Just Do It.
It is truly brilliant in its simplicity. The advertising slogan is as well-known today as when it was conceived 26 years ago. It reinforces the intuitive notion that if you want to get good at anything you need to get in the game and go. It is the same mentality that has helped fuel the rise of youth sports over the past 25 years, the expansion of AAU, sport specialization and year-round play.
People buy the shoes and they buy the motto. Unfortunately, an extension of this mentality has also led to a dearth of fundamentals, defense and selfless play.
Because no matter how many games you play, or how much you “Just Do It” you are missing a large part of sports. Games and scrimmages have their place, but they are very little help in preparation.
Says 489 wins. Specifically the 489 wins collected by the most successful football coach in the history of the game.
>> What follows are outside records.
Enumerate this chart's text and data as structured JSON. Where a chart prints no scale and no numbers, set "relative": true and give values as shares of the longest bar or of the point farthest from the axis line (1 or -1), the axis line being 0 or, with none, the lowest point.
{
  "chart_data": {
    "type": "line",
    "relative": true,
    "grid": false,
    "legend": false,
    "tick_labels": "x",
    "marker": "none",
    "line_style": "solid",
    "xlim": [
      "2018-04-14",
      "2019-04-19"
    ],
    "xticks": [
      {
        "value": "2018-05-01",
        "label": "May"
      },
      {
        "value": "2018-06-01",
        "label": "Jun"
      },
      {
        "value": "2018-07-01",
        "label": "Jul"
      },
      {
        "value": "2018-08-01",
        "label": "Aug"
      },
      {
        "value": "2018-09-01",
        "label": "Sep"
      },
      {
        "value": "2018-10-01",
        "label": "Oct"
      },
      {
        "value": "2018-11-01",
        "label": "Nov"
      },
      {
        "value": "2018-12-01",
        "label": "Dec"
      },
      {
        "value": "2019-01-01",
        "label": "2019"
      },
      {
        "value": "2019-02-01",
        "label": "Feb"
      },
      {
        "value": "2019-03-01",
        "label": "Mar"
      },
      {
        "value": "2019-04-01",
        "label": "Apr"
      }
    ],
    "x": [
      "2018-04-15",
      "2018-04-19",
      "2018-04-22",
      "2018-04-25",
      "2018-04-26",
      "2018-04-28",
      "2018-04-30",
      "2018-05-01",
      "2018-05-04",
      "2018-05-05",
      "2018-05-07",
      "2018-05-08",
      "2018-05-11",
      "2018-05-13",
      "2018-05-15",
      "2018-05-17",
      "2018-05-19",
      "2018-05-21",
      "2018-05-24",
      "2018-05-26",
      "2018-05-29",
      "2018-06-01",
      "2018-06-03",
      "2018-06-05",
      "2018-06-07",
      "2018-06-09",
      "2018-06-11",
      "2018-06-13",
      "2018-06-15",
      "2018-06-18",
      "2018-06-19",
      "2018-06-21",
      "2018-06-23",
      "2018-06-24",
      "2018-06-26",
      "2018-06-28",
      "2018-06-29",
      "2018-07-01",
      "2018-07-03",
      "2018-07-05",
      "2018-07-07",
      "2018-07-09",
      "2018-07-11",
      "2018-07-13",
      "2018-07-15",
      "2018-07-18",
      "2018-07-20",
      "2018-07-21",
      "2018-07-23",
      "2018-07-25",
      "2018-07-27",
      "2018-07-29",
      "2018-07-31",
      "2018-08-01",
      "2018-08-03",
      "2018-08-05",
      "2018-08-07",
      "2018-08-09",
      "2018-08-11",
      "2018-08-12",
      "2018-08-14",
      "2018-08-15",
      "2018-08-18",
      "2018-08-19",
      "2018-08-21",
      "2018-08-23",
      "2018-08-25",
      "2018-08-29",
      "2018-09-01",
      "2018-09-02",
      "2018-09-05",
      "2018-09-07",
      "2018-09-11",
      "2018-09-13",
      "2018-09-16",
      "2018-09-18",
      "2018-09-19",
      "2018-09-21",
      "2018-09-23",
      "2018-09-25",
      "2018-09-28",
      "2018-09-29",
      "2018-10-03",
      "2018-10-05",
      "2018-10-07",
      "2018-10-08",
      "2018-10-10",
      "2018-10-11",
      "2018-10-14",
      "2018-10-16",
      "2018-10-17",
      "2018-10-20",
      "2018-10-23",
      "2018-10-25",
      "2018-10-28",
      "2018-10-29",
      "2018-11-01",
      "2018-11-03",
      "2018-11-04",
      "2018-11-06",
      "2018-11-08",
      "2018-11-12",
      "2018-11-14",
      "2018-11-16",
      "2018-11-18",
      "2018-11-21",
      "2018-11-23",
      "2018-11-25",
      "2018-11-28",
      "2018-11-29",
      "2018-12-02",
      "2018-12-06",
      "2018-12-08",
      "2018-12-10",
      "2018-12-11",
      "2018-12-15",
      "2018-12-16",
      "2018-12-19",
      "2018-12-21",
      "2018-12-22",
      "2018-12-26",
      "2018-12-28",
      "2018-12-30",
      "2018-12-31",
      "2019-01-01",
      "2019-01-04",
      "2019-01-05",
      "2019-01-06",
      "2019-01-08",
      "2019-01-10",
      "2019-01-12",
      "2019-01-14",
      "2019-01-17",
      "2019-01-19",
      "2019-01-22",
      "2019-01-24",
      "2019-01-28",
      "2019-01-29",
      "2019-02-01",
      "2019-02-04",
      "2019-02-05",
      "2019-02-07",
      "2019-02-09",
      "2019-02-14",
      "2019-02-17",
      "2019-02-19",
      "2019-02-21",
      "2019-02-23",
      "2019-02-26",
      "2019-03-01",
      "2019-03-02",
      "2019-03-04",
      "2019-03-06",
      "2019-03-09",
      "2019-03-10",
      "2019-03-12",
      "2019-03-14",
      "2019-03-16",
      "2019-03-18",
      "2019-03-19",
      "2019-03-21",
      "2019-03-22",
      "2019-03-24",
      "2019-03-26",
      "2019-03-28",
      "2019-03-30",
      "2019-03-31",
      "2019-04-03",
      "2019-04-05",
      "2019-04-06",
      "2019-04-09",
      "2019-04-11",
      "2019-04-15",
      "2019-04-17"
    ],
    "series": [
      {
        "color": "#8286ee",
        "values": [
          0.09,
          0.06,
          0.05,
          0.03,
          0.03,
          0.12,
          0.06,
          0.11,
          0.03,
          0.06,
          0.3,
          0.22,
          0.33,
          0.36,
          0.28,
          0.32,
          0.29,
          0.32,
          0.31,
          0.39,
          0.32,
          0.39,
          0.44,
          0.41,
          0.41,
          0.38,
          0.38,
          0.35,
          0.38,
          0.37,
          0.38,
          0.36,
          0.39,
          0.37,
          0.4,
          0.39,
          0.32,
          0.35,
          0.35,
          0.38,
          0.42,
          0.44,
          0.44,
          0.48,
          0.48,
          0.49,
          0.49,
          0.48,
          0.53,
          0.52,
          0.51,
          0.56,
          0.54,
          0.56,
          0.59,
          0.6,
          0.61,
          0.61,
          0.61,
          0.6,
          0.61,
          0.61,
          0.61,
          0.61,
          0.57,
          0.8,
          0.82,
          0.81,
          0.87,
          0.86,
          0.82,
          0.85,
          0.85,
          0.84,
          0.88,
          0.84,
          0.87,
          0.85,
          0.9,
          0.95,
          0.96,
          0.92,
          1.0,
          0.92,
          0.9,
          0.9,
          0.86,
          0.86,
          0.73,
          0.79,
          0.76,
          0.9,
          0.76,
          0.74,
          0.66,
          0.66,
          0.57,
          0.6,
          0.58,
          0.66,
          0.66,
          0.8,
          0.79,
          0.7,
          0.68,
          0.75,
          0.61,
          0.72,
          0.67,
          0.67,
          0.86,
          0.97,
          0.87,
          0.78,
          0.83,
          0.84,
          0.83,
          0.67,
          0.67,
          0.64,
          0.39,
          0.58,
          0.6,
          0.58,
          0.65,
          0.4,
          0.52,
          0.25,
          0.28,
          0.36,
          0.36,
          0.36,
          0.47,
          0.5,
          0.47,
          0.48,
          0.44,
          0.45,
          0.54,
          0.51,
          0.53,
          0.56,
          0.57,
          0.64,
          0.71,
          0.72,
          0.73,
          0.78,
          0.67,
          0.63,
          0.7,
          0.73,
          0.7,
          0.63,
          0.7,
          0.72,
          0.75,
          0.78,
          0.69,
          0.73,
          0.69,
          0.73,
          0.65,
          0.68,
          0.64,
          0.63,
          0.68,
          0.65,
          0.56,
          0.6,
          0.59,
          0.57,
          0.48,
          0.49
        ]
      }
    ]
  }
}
Hall of fame coach John Gagliardi specifically, the man who led Minnesota’s St. John’s football team to 27 conference titles and four national titles over 60 years. Retiring in 2012, the winningest coach in all of football did it all with a singular focus — Execution. If you hope to play for Gagliardi you must prepare diligently, drill on fundamentals, concentrate, know your job and work on executing it flawlessly.
So wrapped up in fundamentals was Gagliardi that he didn’t even allow full contact at practice. Players at St. John’s wore shorts to practice and drilled on execution up the point of the tackle and then stopped. Drilling over and over again until it was second nature. No full-contact scrimmaging, just reps. Enough reps that it probably couldn’t have worked if done full contact, lest they hire extra trainers.
The point was to learn sound fundamentals then get down and do it again and again, until you get it right. By saving hits for Saturday, you ended up not only prepared, but hungry. Gagliardi broke the mold in terms of how he won. But win he did. To show his range, the guy even dabbled as the school’s hockey and track coach for a few seasons, also winning titles in each.
The implications of the “Gagliardi Method” go well beyond sports however. They point to the fact that there is a mental side to every task we do. There are always fundamentals and always skills to practice. If you want to be successful in any task, business, relationship or life itself, it takes work.
You can’t just wing it.
Preparation is the key. The best public speakers do a ton of public speaking, but they also put in their time honing their craft giving speeches to empty rooms and elevator speeches to their dog. Even successful pastors still do daily devotionals and entrepreneurs invest hours in ideas that die. You gotta get your reps in. No matter your craft, you need to define your weaknesses and drill on them.
Quantity breeds quality.
It is all about building fundamentals, so that when your “game day” comes, you are ready. Woody Allen once famously said “80% of life is just showing up”. If you want to end up like Woody Allen, I suggest you to follow his advice. If you want to end up like Gagliardi, I suggest this alternative approach.